Overall, our results point towards a robust increase in ENSO activity in the SSP5-8.5 and SSP1-2.6 scenarios, yet a common mechanism to explain these changes is lacking. Models that show a drastic increase in ENSO amplitude, such as the MIROC6 and MIROC-ES2L models may be driven by stability changes over the Nino3 region in combination with a small change or no change in thermodynamic damping. On the contrary, for models with a moderate change in ENSO, the linear Bjerknes Index decreases – primarily because of increased thermodynamic damping, leading to a more stable system. This suggests that atmospheric noise and/or nonlinear changes may drive a stronger ENSO for these models. On the other hand, for CESM2, which showed a weaker ENSO with 4xCO2, the Bjerknes Index did show the largest reduction, driven by increased thermodynamic damping and a decrease in the thermocline feedback. Yet, the same model shows an increase in ENSO, albeit small, for SSP5-8.5 and SSP1-2.6 relative to piControl.

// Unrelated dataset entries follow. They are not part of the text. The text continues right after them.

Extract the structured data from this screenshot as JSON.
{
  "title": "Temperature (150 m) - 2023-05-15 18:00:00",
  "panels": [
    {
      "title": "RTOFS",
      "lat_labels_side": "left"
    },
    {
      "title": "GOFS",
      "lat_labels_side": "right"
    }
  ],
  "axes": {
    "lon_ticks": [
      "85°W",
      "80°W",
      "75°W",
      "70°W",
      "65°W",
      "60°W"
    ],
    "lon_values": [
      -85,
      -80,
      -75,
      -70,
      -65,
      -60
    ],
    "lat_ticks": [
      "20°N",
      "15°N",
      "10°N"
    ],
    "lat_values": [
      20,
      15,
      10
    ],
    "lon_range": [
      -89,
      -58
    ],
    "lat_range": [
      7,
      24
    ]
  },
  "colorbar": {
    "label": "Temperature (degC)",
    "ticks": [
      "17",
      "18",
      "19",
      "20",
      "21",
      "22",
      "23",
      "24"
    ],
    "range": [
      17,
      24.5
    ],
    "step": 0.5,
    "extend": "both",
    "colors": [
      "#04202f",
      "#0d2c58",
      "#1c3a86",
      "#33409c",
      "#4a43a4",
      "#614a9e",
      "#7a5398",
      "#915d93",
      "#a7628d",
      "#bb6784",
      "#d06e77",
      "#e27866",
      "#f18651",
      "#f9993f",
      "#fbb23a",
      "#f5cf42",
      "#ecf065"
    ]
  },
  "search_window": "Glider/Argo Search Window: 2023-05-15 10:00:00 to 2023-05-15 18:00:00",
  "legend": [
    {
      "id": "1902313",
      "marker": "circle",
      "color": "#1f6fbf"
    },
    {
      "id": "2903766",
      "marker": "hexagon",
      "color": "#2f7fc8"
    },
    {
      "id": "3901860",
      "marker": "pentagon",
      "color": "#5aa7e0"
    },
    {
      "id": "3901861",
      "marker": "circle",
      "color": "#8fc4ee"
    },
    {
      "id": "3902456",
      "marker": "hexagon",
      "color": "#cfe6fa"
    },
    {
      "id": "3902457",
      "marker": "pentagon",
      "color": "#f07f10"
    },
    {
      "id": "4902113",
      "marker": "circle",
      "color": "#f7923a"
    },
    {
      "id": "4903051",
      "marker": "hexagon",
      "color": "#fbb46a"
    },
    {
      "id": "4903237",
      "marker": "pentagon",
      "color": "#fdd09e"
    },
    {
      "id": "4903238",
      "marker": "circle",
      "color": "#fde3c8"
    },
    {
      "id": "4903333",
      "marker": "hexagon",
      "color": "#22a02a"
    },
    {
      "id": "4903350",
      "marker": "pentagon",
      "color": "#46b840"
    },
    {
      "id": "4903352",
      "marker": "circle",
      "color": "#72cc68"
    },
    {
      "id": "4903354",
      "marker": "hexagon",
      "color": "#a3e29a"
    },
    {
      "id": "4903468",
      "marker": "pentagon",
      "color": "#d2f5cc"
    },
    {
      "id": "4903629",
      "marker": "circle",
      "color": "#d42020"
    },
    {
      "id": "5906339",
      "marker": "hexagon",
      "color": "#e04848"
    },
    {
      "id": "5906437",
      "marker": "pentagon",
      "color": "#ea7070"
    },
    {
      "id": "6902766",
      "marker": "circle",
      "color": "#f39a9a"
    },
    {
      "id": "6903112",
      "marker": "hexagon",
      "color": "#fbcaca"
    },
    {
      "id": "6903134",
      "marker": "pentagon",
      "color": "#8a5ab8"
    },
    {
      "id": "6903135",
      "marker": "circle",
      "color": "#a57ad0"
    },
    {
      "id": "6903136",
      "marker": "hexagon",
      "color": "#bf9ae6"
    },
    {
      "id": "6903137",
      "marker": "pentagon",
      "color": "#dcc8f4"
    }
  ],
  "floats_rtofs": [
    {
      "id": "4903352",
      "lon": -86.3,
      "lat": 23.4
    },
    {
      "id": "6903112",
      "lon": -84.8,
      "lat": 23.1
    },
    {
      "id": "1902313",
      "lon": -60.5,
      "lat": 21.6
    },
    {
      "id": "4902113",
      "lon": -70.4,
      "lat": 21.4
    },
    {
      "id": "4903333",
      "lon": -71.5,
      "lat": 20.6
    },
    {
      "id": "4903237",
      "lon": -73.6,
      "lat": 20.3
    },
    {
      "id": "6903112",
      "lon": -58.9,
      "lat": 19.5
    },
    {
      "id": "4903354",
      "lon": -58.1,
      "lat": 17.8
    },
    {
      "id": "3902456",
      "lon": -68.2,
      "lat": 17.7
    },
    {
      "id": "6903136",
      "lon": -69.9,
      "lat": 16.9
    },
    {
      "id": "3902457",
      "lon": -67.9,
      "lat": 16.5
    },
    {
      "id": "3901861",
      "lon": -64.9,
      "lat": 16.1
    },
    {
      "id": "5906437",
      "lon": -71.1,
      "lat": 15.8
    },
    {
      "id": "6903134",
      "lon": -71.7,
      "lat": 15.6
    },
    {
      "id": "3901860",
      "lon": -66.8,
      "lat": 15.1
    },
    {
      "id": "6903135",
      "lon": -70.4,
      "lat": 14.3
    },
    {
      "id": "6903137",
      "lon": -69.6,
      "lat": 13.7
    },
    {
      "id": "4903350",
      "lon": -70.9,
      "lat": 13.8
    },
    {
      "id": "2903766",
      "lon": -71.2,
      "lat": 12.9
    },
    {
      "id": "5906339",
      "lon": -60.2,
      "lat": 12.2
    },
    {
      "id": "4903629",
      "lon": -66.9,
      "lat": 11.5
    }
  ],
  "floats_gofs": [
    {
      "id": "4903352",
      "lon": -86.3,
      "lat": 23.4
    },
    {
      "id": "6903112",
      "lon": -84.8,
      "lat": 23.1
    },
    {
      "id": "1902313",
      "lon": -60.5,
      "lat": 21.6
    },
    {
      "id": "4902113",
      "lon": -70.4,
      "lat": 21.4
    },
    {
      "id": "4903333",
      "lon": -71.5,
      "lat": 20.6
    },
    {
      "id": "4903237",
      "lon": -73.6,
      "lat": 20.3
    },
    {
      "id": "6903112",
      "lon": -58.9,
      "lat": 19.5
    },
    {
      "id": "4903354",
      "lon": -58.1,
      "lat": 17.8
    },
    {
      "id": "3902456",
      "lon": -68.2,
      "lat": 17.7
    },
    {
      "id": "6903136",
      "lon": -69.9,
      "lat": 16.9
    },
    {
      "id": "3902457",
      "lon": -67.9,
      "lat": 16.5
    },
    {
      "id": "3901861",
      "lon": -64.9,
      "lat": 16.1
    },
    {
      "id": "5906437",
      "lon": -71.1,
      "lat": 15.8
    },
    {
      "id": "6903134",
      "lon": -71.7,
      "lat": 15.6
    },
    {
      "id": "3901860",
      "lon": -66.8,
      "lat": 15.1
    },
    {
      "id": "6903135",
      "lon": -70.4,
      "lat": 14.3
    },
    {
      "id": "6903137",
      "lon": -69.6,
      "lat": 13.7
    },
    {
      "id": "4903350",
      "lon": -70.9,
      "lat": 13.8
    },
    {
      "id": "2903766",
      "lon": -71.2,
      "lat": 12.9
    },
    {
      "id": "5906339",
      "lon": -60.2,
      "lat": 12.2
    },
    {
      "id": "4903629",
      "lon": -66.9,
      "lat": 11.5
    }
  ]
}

ENSO amplitude on average also increases for high CO2 scenarios, such as the 1pctCO2 or abrupt-4xCO2 scenario, although the change is less robust across models. Furthermore, in contrast to Wenger et al. (2021) we did not find evidence that models converge to a weaker ENSO in the abrupt 4xCO2 experiments over longer time-scales. In fact, ENSO remains stronger than the control in several models considered even after 1000 years of computation. On the whole, the abrupt 4xCO2 scenario produces the broadest spread of ENSO projections, and as such may not be the most reliable indicator of changes to come. These findings highlight that despite the robust strengthening of ENSO by century-end in a broad range of models and warming scenarios of CMIP6, there is still a large uncertainty in ENSO future response to global warming, which should be addressed by evaluating ENSO drivers across multiple warming experiments in multiple models.